When you go to places far away, and talk to people as best you can, usually because they speak your language because it is associated with commerce (and you blame the Jews for money-culture, when all money speaks English these days), you will see through what lens the world views your homeland. Generally, responses to Americans are hesitant; people are somehow aware that the wrong comment might bring bombers and an army of yahoos hellbent on killing for democracy to their doors. They loosen up a bit when you say "Texas," and then you see it -- just for a moment, a fragment of a glimpse -- that far-off look in their eyes, like remembering a dream.

They're dreaming of Westerns, and old-time tales.

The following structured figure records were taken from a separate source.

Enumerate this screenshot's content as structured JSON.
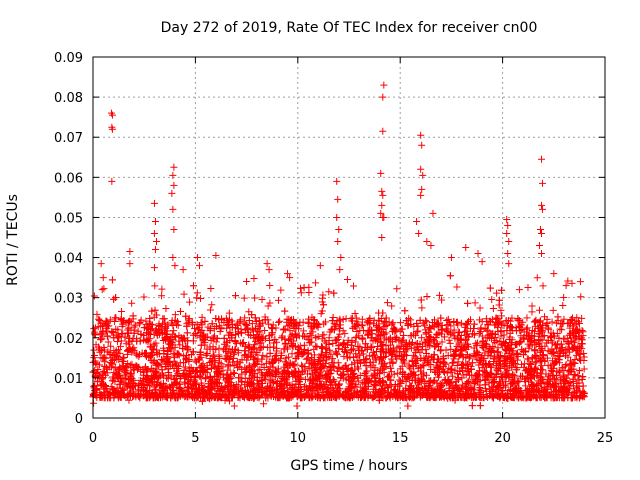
{
  "chart_data": {
    "type": "scatter",
    "title": "Day 272 of 2019, Rate Of TEC Index for receiver cn00",
    "xlabel": "GPS time / hours",
    "ylabel": "ROTI / TECUs",
    "xlim": [
      0,
      25
    ],
    "ylim": [
      0,
      0.09
    ],
    "grid": true,
    "marker": "+",
    "color": "#ff0000",
    "x_ticks": [
      "0",
      "5",
      "10",
      "15",
      "20",
      "25"
    ],
    "y_ticks": [
      "0",
      "0.01",
      "0.02",
      "0.03",
      "0.04",
      "0.05",
      "0.06",
      "0.07",
      "0.08",
      "0.09"
    ],
    "x_tick_values": [
      0,
      5,
      10,
      15,
      20,
      25
    ],
    "y_tick_values": [
      0,
      0.01,
      0.02,
      0.03,
      0.04,
      0.05,
      0.06,
      0.07,
      0.08,
      0.09
    ],
    "series": [
      {
        "name": "ROTI",
        "baseline": {
          "x_start": 0,
          "x_end": 24,
          "typical_min": 0.005,
          "typical_max": 0.025
        },
        "outliers": [
          {
            "x": 0.9,
            "y": 0.076
          },
          {
            "x": 0.95,
            "y": 0.0755
          },
          {
            "x": 0.92,
            "y": 0.0725
          },
          {
            "x": 0.95,
            "y": 0.072
          },
          {
            "x": 0.92,
            "y": 0.059
          },
          {
            "x": 0.4,
            "y": 0.0385
          },
          {
            "x": 0.5,
            "y": 0.035
          },
          {
            "x": 0.45,
            "y": 0.032
          },
          {
            "x": 1.8,
            "y": 0.0415
          },
          {
            "x": 1.8,
            "y": 0.0385
          },
          {
            "x": 3.0,
            "y": 0.0535
          },
          {
            "x": 3.05,
            "y": 0.049
          },
          {
            "x": 3.0,
            "y": 0.046
          },
          {
            "x": 3.1,
            "y": 0.044
          },
          {
            "x": 3.05,
            "y": 0.042
          },
          {
            "x": 3.0,
            "y": 0.0375
          },
          {
            "x": 3.95,
            "y": 0.0625
          },
          {
            "x": 3.9,
            "y": 0.0605
          },
          {
            "x": 3.95,
            "y": 0.058
          },
          {
            "x": 3.85,
            "y": 0.056
          },
          {
            "x": 3.9,
            "y": 0.052
          },
          {
            "x": 3.95,
            "y": 0.047
          },
          {
            "x": 3.9,
            "y": 0.04
          },
          {
            "x": 4.0,
            "y": 0.038
          },
          {
            "x": 4.4,
            "y": 0.037
          },
          {
            "x": 5.1,
            "y": 0.04
          },
          {
            "x": 5.2,
            "y": 0.038
          },
          {
            "x": 6.0,
            "y": 0.0405
          },
          {
            "x": 8.5,
            "y": 0.0385
          },
          {
            "x": 8.6,
            "y": 0.037
          },
          {
            "x": 9.5,
            "y": 0.036
          },
          {
            "x": 9.6,
            "y": 0.035
          },
          {
            "x": 11.1,
            "y": 0.038
          },
          {
            "x": 11.9,
            "y": 0.059
          },
          {
            "x": 11.95,
            "y": 0.0545
          },
          {
            "x": 11.9,
            "y": 0.05
          },
          {
            "x": 12.0,
            "y": 0.047
          },
          {
            "x": 11.95,
            "y": 0.044
          },
          {
            "x": 12.1,
            "y": 0.04
          },
          {
            "x": 12.05,
            "y": 0.037
          },
          {
            "x": 14.2,
            "y": 0.083
          },
          {
            "x": 14.15,
            "y": 0.08
          },
          {
            "x": 14.15,
            "y": 0.0715
          },
          {
            "x": 14.05,
            "y": 0.061
          },
          {
            "x": 14.1,
            "y": 0.0565
          },
          {
            "x": 14.15,
            "y": 0.0555
          },
          {
            "x": 14.1,
            "y": 0.053
          },
          {
            "x": 14.05,
            "y": 0.051
          },
          {
            "x": 14.15,
            "y": 0.05
          },
          {
            "x": 14.2,
            "y": 0.05
          },
          {
            "x": 14.1,
            "y": 0.045
          },
          {
            "x": 16.0,
            "y": 0.0705
          },
          {
            "x": 16.05,
            "y": 0.068
          },
          {
            "x": 16.0,
            "y": 0.062
          },
          {
            "x": 16.1,
            "y": 0.0605
          },
          {
            "x": 16.05,
            "y": 0.057
          },
          {
            "x": 16.0,
            "y": 0.0555
          },
          {
            "x": 16.6,
            "y": 0.051
          },
          {
            "x": 15.8,
            "y": 0.049
          },
          {
            "x": 15.9,
            "y": 0.046
          },
          {
            "x": 16.3,
            "y": 0.044
          },
          {
            "x": 16.5,
            "y": 0.043
          },
          {
            "x": 20.2,
            "y": 0.0495
          },
          {
            "x": 20.25,
            "y": 0.048
          },
          {
            "x": 20.2,
            "y": 0.046
          },
          {
            "x": 20.3,
            "y": 0.044
          },
          {
            "x": 20.25,
            "y": 0.041
          },
          {
            "x": 20.3,
            "y": 0.0385
          },
          {
            "x": 21.9,
            "y": 0.0645
          },
          {
            "x": 21.95,
            "y": 0.0585
          },
          {
            "x": 21.9,
            "y": 0.053
          },
          {
            "x": 21.95,
            "y": 0.052
          },
          {
            "x": 21.85,
            "y": 0.047
          },
          {
            "x": 21.9,
            "y": 0.046
          },
          {
            "x": 21.8,
            "y": 0.043
          },
          {
            "x": 21.9,
            "y": 0.041
          },
          {
            "x": 18.2,
            "y": 0.0425
          },
          {
            "x": 18.8,
            "y": 0.041
          },
          {
            "x": 19.0,
            "y": 0.039
          },
          {
            "x": 17.5,
            "y": 0.04
          },
          {
            "x": 22.5,
            "y": 0.036
          },
          {
            "x": 23.8,
            "y": 0.034
          },
          {
            "x": 23.1,
            "y": 0.033
          }
        ]
      }
    ]
  }
}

They're dreaming of homesteads in lands unexplored, lands without law, and loves so eternal that two people might face the wilderness together. They're dreaming of how Texas used to be, and an image it retains, not through reality but through the power of our wishes. We want Texas, and Australia and other romanticized places, to be this way forever. We want that frontier, that lack of law and safety regulations on every single thing you pick up, that sense of indefinition. We want the adventure. Outside the shell, it might be there -- but we're too scientific, too practical and too used to Microsoft Excel spreadsheets to take that tradeoff, so it remains a far-off dreamy look, and then is replaced by that normal "snapped back to attention" gaze we use in conversation and staff meetings.

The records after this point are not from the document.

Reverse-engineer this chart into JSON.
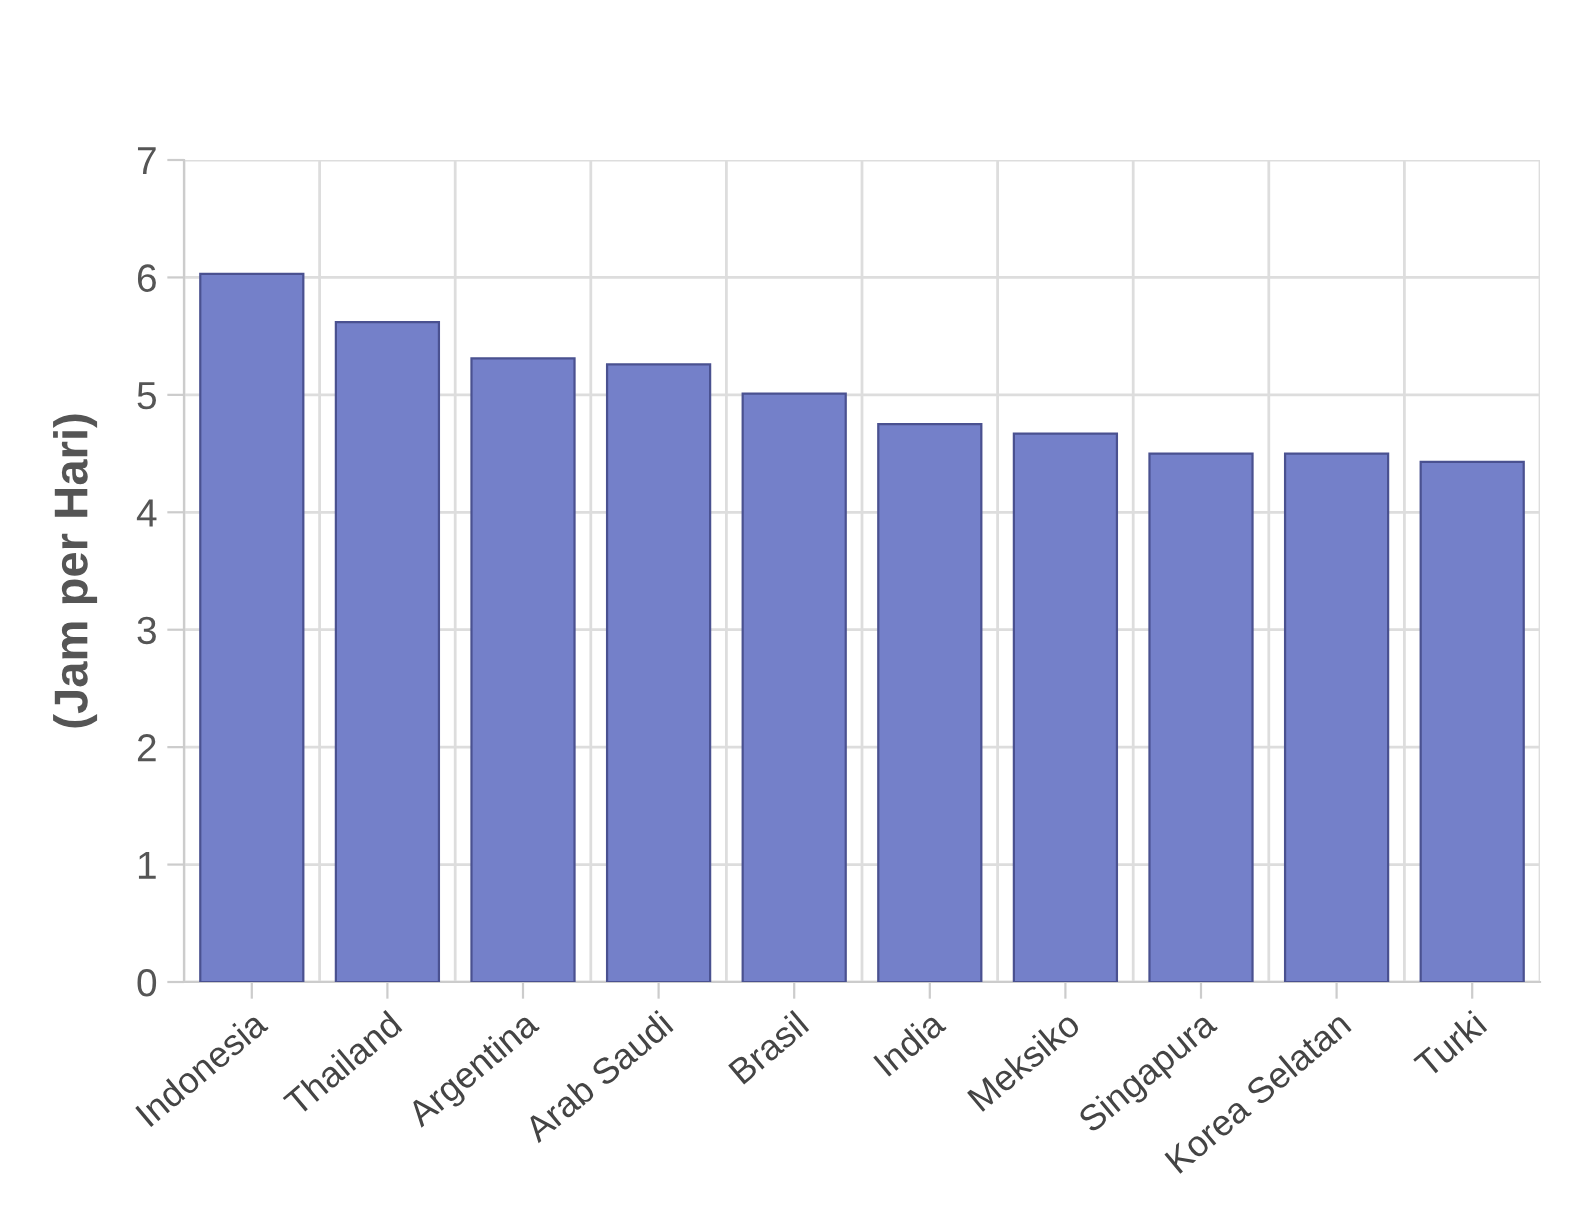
{
  "chart_data": {
    "type": "bar",
    "ylabel": "(Jam per Hari)",
    "categories": [
      "Indonesia",
      "Thailand",
      "Argentina",
      "Arab Saudi",
      "Brasil",
      "India",
      "Meksiko",
      "Singapura",
      "Korea Selatan",
      "Turki"
    ],
    "values": [
      6.03,
      5.62,
      5.31,
      5.26,
      5.01,
      4.75,
      4.67,
      4.5,
      4.5,
      4.43
    ],
    "color": "#7480c9",
    "ylim": [
      0,
      7
    ],
    "yticks": [
      0,
      1,
      2,
      3,
      4,
      5,
      6,
      7
    ],
    "grid": true
  }
}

We all want to live in Texas -- that old Texas. At least, some part of us does. It's so romantic, human against wilderness, or maybe in concert with it by struggling against it, since everything struggles a little bit in nature against nature to survive. Even the lowly fungus would cease to exist if it didn't thrust back against the forces that from gravity to the trampling feet of mice (herds, when you're .5mm tall) tried to beat it back. And so it is with our vision of Texas: that homestead on the prairie where a wild-haired woman takes the hand of her powder-burned man at the end of the day, and they look out over their meagre homestead, full of dreams of its growth and their own. They know this lawless land will possess them, even kill them, but there's this sense of a power in doing what they do, in thrusting themselves forward against the resistance and making something of it, even not minding its imperfect -- like a sense of meaning in the lexicon where a struggle returns a feeling of accomplishment.

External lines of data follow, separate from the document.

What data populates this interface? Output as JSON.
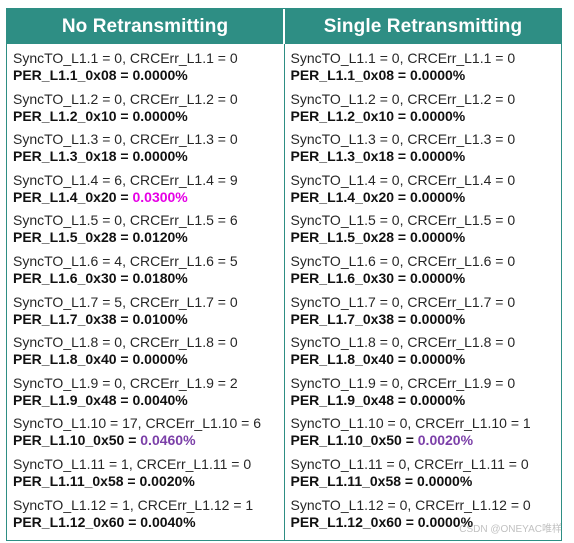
{
  "header": {
    "left": "No Retransmitting",
    "right": "Single Retransmitting"
  },
  "colors": {
    "header_bg": "#2e8e84",
    "highlight_magenta": "#e600e6",
    "highlight_purple": "#7b3fa8"
  },
  "no_retransmitting": [
    {
      "sync": "SyncTO_L1.1 = 0, CRCErr_L1.1 = 0",
      "per": "PER_L1.1_0x08 = ",
      "value": "0.0000%",
      "color": ""
    },
    {
      "sync": "SyncTO_L1.2 = 0, CRCErr_L1.2 = 0",
      "per": "PER_L1.2_0x10 = ",
      "value": "0.0000%",
      "color": ""
    },
    {
      "sync": "SyncTO_L1.3 = 0, CRCErr_L1.3 = 0",
      "per": "PER_L1.3_0x18 = ",
      "value": "0.0000%",
      "color": ""
    },
    {
      "sync": "SyncTO_L1.4 = 6, CRCErr_L1.4 = 9",
      "per": "PER_L1.4_0x20 = ",
      "value": "0.0300%",
      "color": "#e600e6"
    },
    {
      "sync": "SyncTO_L1.5 = 0, CRCErr_L1.5 = 6",
      "per": "PER_L1.5_0x28 = ",
      "value": "0.0120%",
      "color": ""
    },
    {
      "sync": "SyncTO_L1.6 = 4, CRCErr_L1.6 = 5",
      "per": "PER_L1.6_0x30 = ",
      "value": "0.0180%",
      "color": ""
    },
    {
      "sync": "SyncTO_L1.7 = 5, CRCErr_L1.7 = 0",
      "per": "PER_L1.7_0x38 = ",
      "value": "0.0100%",
      "color": ""
    },
    {
      "sync": "SyncTO_L1.8 = 0, CRCErr_L1.8 = 0",
      "per": "PER_L1.8_0x40 = ",
      "value": "0.0000%",
      "color": ""
    },
    {
      "sync": "SyncTO_L1.9 = 0, CRCErr_L1.9 = 2",
      "per": "PER_L1.9_0x48 = ",
      "value": "0.0040%",
      "color": ""
    },
    {
      "sync": "SyncTO_L1.10 = 17, CRCErr_L1.10 = 6",
      "per": "PER_L1.10_0x50 = ",
      "value": "0.0460%",
      "color": "#7b3fa8"
    },
    {
      "sync": "SyncTO_L1.11 = 1, CRCErr_L1.11 = 0",
      "per": "PER_L1.11_0x58 = ",
      "value": "0.0020%",
      "color": ""
    },
    {
      "sync": "SyncTO_L1.12 = 1, CRCErr_L1.12 = 1",
      "per": "PER_L1.12_0x60 = ",
      "value": "0.0040%",
      "color": ""
    }
  ],
  "single_retransmitting": [
    {
      "sync": "SyncTO_L1.1 = 0, CRCErr_L1.1 = 0",
      "per": "PER_L1.1_0x08 = ",
      "value": "0.0000%",
      "color": ""
    },
    {
      "sync": "SyncTO_L1.2 = 0, CRCErr_L1.2 = 0",
      "per": "PER_L1.2_0x10 = ",
      "value": "0.0000%",
      "color": ""
    },
    {
      "sync": "SyncTO_L1.3 = 0, CRCErr_L1.3 = 0",
      "per": "PER_L1.3_0x18 = ",
      "value": "0.0000%",
      "color": ""
    },
    {
      "sync": "SyncTO_L1.4 = 0, CRCErr_L1.4 = 0",
      "per": "PER_L1.4_0x20 = ",
      "value": "0.0000%",
      "color": ""
    },
    {
      "sync": "SyncTO_L1.5 = 0, CRCErr_L1.5 = 0",
      "per": "PER_L1.5_0x28 = ",
      "value": "0.0000%",
      "color": ""
    },
    {
      "sync": "SyncTO_L1.6 = 0, CRCErr_L1.6 = 0",
      "per": "PER_L1.6_0x30 = ",
      "value": "0.0000%",
      "color": ""
    },
    {
      "sync": "SyncTO_L1.7 = 0, CRCErr_L1.7 = 0",
      "per": "PER_L1.7_0x38 = ",
      "value": "0.0000%",
      "color": ""
    },
    {
      "sync": "SyncTO_L1.8 = 0, CRCErr_L1.8 = 0",
      "per": "PER_L1.8_0x40 = ",
      "value": "0.0000%",
      "color": ""
    },
    {
      "sync": "SyncTO_L1.9 = 0, CRCErr_L1.9 = 0",
      "per": "PER_L1.9_0x48 = ",
      "value": "0.0000%",
      "color": ""
    },
    {
      "sync": "SyncTO_L1.10 = 0, CRCErr_L1.10 = 1",
      "per": "PER_L1.10_0x50 = ",
      "value": "0.0020%",
      "color": "#7b3fa8"
    },
    {
      "sync": "SyncTO_L1.11 = 0, CRCErr_L1.11 = 0",
      "per": "PER_L1.11_0x58 = ",
      "value": "0.0000%",
      "color": ""
    },
    {
      "sync": "SyncTO_L1.12 = 0, CRCErr_L1.12 = 0",
      "per": "PER_L1.12_0x60 = ",
      "value": "0.0000%",
      "color": ""
    }
  ],
  "watermark": "CSDN @ONEYAC唯样"
}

That's the Texas we want, and that we keep in our hearts, even those of us who live here. It's what is missing from modern society, where we have idealized symbolic apples instead of the real partially-rotted malformed and often blurrily colored thing. It's not nature we want, it's not danger, it's not even the space and "freedom" of that open range. It's the challenge. It's the fear, and the beating it back day after day. It's the conquering of doubt, the whole world against us as we and the beloved head off to the homestead. It's the shaking of our fist in those sagely nodded heads and murmured voices under conservative beards that say, "You won't make it that far from civilization -- one season, at the outside."

We don't want to fight cougars, but we would. We're not doing it to shoot back at raiding war parties. We're not enamored of outhouses, or sweating through a fever without penicillin. No doubt it's easier the way we do things now. And more comfortable. Less risk. But what's missing, in our lives and in all of modern society, is that we only see the end-product, the tangible and material and human(ist), but we've left out the experience of life. That experience includes taking something on and making it work, or dying in the process, knowing we're not cowards in our turtle-shells. That's what Texas is, as a symbol of our hearts quite different from an idealized plastic apple, and Texas is the antidote to every one of the fears we're too practical to voice.